What can be done to clarify sexual harassment law?

ELIZABETH FARNSWORTH: Okay. Jeffrey Rosen, you've already suggested what you would change a little bit. Given the problems you see in sexual harassment law what do you think should be done?

JEFFREY ROSEN: The real notion is that many of the things that upset us perhaps are not a form of gender discrimination. So quid pro quo harassment might well be covered by state tort law. The--

ELIZABETH FARNSWORTH: In what way? Clarify that.

JEFFREY ROSEN: We could have states forbid the use of threats to exact sexual favors. It's a form of coercion. One interesting thing that we've learned is that many of the things that are being litigated nowadays are illegal under other forms. Everyone conceded that the poor schoolgirl was the victim of statutory rape and so forth. I think here's the basic--

ELIZABETH FARNSWORTH: But what's the difference? There are still laws that are outlawing certain forms of sexual misconduct?

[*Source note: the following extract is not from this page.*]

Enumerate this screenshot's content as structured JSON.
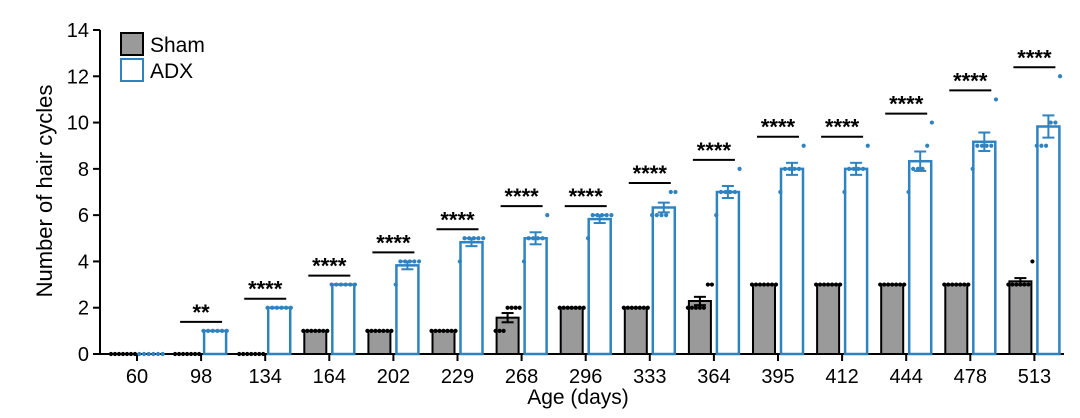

JEFFREY ROSEN: What's the difference, of course, is the liability rules. Under certain state torts, you can't get compensatory damages and punitive damages and attorneys fees, which is why there's a great incentive to bring these cases under federal law. The basis question that's been posed and Professor Schultz helps us think about it, but I think none us right now has very crisp answer, is whether or not we want to continue to think about sexual expression in the workplace as a form of gender discrimination or whether really given the risks of chilling all sorts of speech that should be protected, the costs of this entire experiment are greater than they're worth.

ELIZABETH FARNSWORTH: Was that the way you would define the question, Vicki Schultz, or not?

VICKI SCHULTZ: No, actually not at all, Elizabeth. I think that there is more need than ever for protection from hostile work environment harassment and quid pro quo harassment. I would only urge people with respect to particularly hostile work environment harassment, which is the most unclear of the two causes of action, to not think about it solely as a form of sexual attraction or sexual abuse. In workplaces all over America every day women go to work, and they're told that they have no right to be in the job because it's a man's job, and they should be home with their kids. And they are subjected to a whole host of sexual and non-sexual forms of abuse. Now, this is exactly the kind of thing that Title 7 was enacted to prevent. Congress's main purpose in enacting Title 7 was to make sure that the men and women alike have access to all the different forms of work in our society; that no one owns any form of work. And so I would just caution courts, commentators, and everyone in our society to think more broadly about the kinds of conduct that can make workplaces difficult.

ELIZABETH FARNSWORTH: Okay. Okay. Thank you all very much for being with us.